On Mon, Oct 22, 2012 at 2:46 PM, Ian Hickson <ian@hixie.ch> wrote:
> On Mon, 22 Oct 2012, Julian Reschke wrote:
>> >
>> > I couldn't agree more! We've been waiting for four years for the URI
>> > working group to get their act together and fix the URL mess. Nothing
>> > has happened. We lost patience and are now doing it ourselves. ...
>>
>> Clarifying: there is no URI Working Group, and as far as I can tell,
>
> Whoever. The people complaining that it should be done at the IETF haven't
> done any work. That's the complaint.
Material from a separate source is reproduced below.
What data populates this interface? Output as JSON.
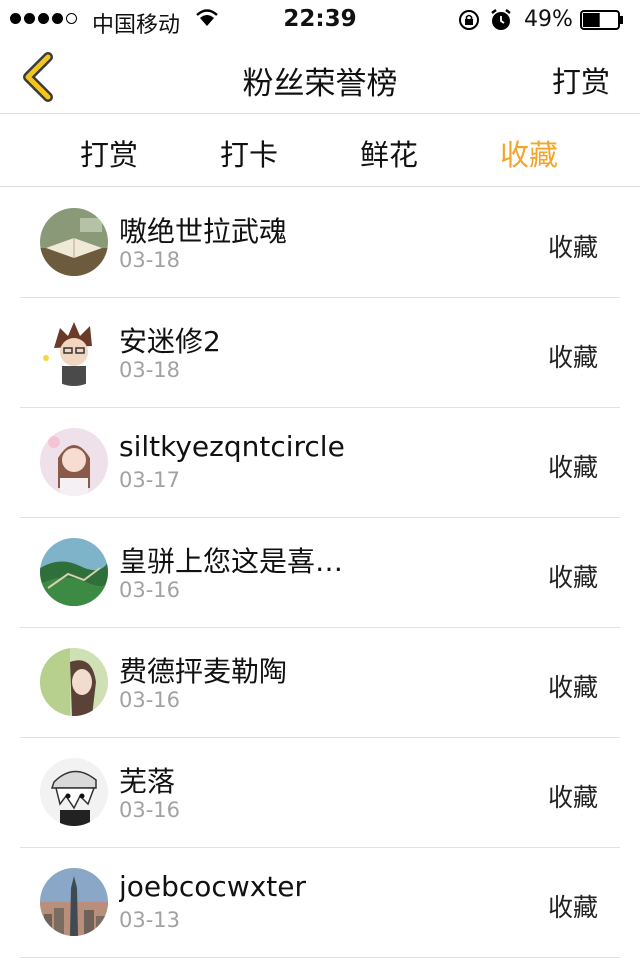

Until they do the work,

Handing things off to the IETF and saying "please go do this work" has
a very low success rate, because that's not how the IETF works.  The
IETF works by bringing together folks interested in solving a
particular problem and putting them in a larger context; that context
can help those working on a point solution see other aspects of their
problem space.  It also provides a set of processes which can be
useful for decision making when the trade-offs may involve different
folks' oxes being gored.

In this case, the concern is that defining what you are doing as a
revision of the URL standard outside the IETF will:

* lose that larger context
* use a process which has a bias toward browser viewpoints, which
raises concerns about trade-offs outside that space
* generate a fork, either directly or in the creation of two
communities which understand URL to be either a subset of URI in the
STD 66 sense or the "input string to web identifier" sense that Anne's
work uses.

It's tedious when people say "you should come here and do the work",
and I apologize that I'm about to say it.  But for work which
redefines IETF standards, the IETF is really the place to do it, and
preserving that context is important to making sure that the
communities of use retain a single standard.  I share your frustration
with the pace of work on related topics, but I urge you to put energy
into the process rather than simply appropriating the term.

If you choose not call what you're doing a "URL" but by some other
term ("fleen" is my favorite), then the issue does not arise; at most,
someone needs to later define how a fleen and URL relate, but that's
much less likely to cause confusion.